Now, for the next question. A man states that he can secure at a very low rate limestone from one of the Minneapolis companies producing crushed limestone for road-making purposes and wants to know whether it will pay him to haul it to his farm. Well, if you do not have any other work for your teams it may pay you. However, if your time is valuable, you had better take some samples of the soil and send them in to the experiment station. Just address them to the Soils Department or Soils Division. Then we can decide whether it is worth while trying some of the limestone. We cannot tell you whether it will pay; we can tell you whether it is likely to pay, or whether it is likely to be a waste of energy, or whether it is so doubtful that you ought to give it a fair trial.

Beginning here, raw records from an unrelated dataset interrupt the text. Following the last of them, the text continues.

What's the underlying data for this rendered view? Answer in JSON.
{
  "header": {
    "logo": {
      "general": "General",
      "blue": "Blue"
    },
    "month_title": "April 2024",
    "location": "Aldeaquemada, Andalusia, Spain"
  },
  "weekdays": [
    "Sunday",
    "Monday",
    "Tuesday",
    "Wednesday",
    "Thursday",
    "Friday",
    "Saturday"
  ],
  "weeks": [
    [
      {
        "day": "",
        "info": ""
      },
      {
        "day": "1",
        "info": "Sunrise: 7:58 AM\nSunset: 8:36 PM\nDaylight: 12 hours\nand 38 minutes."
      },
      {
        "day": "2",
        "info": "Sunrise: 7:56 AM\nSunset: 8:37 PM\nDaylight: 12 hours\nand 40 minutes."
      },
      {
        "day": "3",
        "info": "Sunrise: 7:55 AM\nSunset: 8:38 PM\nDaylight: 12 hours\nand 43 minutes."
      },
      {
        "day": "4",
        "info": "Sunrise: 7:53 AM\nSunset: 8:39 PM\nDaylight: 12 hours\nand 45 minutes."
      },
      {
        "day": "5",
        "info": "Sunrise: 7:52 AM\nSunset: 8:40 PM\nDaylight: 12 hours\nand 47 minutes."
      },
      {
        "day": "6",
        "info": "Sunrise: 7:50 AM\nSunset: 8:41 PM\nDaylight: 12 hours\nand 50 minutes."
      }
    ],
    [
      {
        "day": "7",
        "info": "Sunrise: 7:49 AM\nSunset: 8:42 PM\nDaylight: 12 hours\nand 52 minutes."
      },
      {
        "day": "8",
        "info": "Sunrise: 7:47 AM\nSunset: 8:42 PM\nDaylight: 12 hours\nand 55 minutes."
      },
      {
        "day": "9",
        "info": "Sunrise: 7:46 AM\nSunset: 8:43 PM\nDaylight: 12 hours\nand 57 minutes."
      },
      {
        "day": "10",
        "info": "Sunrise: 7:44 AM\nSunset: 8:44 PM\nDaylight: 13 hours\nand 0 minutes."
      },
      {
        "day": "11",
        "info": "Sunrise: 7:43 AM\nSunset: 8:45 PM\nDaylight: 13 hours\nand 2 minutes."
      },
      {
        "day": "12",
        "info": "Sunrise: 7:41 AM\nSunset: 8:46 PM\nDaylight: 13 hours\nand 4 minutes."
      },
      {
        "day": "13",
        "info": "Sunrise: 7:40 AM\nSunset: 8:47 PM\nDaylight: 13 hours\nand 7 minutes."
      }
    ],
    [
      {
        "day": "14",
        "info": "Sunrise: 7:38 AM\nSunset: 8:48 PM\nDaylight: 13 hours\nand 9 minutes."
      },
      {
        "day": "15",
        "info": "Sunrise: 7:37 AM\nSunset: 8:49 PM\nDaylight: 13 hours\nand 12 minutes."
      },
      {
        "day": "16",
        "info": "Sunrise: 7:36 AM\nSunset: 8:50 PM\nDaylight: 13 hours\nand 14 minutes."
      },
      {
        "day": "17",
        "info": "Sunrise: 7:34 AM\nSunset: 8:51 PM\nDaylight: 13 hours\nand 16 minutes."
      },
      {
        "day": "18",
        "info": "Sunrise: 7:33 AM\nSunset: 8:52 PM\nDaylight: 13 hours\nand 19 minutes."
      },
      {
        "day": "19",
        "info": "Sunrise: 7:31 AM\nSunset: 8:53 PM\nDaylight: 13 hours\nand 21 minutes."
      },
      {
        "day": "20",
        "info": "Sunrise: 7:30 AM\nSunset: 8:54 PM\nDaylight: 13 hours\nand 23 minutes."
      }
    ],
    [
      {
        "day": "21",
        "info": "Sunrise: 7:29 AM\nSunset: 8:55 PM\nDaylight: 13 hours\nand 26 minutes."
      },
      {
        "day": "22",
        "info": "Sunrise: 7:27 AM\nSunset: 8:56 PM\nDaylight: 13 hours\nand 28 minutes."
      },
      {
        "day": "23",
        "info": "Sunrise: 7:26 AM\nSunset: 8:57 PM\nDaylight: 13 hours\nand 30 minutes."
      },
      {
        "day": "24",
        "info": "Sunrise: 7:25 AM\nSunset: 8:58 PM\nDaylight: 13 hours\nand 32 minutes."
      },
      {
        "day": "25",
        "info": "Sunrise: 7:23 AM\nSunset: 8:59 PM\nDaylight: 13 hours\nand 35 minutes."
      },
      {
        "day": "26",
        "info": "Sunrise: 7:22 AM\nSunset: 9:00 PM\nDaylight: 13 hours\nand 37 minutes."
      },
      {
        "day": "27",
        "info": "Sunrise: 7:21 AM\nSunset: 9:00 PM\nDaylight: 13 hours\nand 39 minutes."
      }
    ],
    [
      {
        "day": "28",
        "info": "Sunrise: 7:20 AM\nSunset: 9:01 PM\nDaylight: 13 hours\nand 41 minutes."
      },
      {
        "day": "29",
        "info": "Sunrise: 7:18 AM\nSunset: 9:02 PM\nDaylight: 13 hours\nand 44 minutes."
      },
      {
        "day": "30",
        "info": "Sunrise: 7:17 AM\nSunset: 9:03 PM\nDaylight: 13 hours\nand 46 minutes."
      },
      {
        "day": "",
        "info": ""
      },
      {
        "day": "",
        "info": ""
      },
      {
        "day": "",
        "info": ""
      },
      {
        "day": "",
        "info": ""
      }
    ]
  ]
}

On perhaps two-thirds of the fields in Hennepin County it would be a waste of money and energy; on about half of the others, we may say, it is almost certain to be a good investment at a dollar a ton. On the remaining portion we simply can't say. On these, chances are even whether it would pay. No crops are injured by limestone, so you are safe in putting it on. Practically all crops are benefited by it on sour soils and especially the vegetable crops.